Due to his versatility and key roles in his teams, Berlinger was at times called a "one-man track team". In high school, he did indeed win Mercersburg a team title by himself. He remained active in the sport even after retiring from competition for good; in 1936 he returned to the University of Pennsylvania as a deputy for the injured Robertson, and after World War II he worked as an instructor for Army coaches in Europe. In 1952, he was honored by President Dwight D. Eisenhower by being nominated as a special emissary in the president's People-to-People Sports Program.

==Later life==

Berlinger graduated from Penn in 1931 with a degree in economics.

Berlinger started working for Quaker City Gear Works, a family-owned gear company, in 1932. He remained with the company for the rest of his professional life, eventually retiring as its president in 1978. He died of heart failure at his home in Carversville, Pennsylvania, in 2002 and was survived by his wife, Marguerite, as well as two children and seven grandchildren. His son, Barney Jr., was a top college football player at the University of Pennsylvania where he captained Penn's first formal Ivy League championship team in 1959.

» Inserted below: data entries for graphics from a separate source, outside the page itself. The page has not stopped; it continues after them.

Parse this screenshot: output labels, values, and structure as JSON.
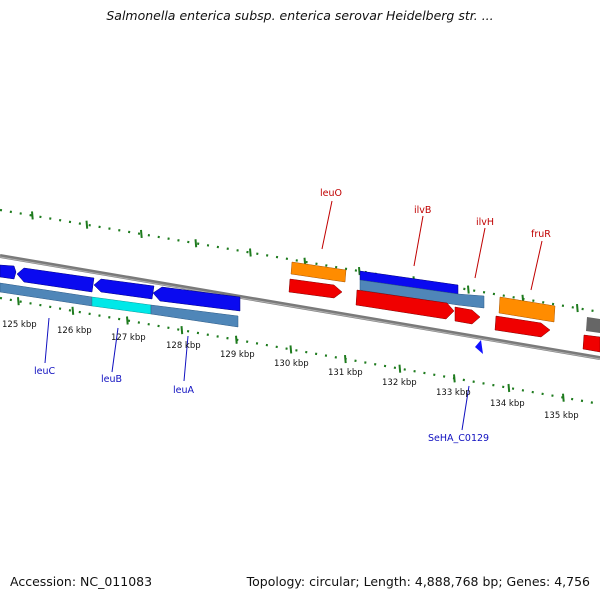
{
  "title": "Salmonella enterica subsp. enterica serovar Heidelberg str. ...",
  "footer": {
    "accession": "Accession: NC_011083",
    "summary": "Topology: circular; Length: 4,888,768 bp; Genes: 4,756"
  },
  "colors": {
    "backbone": "#8a8a8a",
    "tick": "#1e7b1e",
    "forward_label": "#c00000",
    "reverse_label": "#1010c0",
    "cds_blue": "#0a0af0",
    "cds_steel": "#4f86b8",
    "cds_orange": "#ff8c00",
    "cds_red": "#f00000",
    "cds_cyan": "#00e8e8",
    "gray_feature": "#666666"
  },
  "scale_labels": [
    "125 kbp",
    "126 kbp",
    "127 kbp",
    "128 kbp",
    "129 kbp",
    "130 kbp",
    "131 kbp",
    "132 kbp",
    "133 kbp",
    "134 kbp",
    "135 kbp"
  ],
  "gene_labels_forward": [
    "leuO",
    "ilvB",
    "ilvH",
    "fruR"
  ],
  "gene_labels_reverse": [
    "leuC",
    "leuB",
    "leuA",
    "SeHA_C0129"
  ]
}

During his working life, Berlinger was issued with several patents, for example one for 'continuous shaft brake for fishing reels' in 1940.

== Accolades and awards ==
In 1931, Berlinger was awarded the James E. Sullivan Award for being judged the outstanding amateur American sportsman that year.

The same year he was awarded the title of the United States best amateur athlete by the National Sportswriters Association.

In 1996, Berlinger was inducted as a member of the inaugural class in the Penn Athletics Hall of Fame. His son, Barney Berlinger Jr. was also inducted in the same class.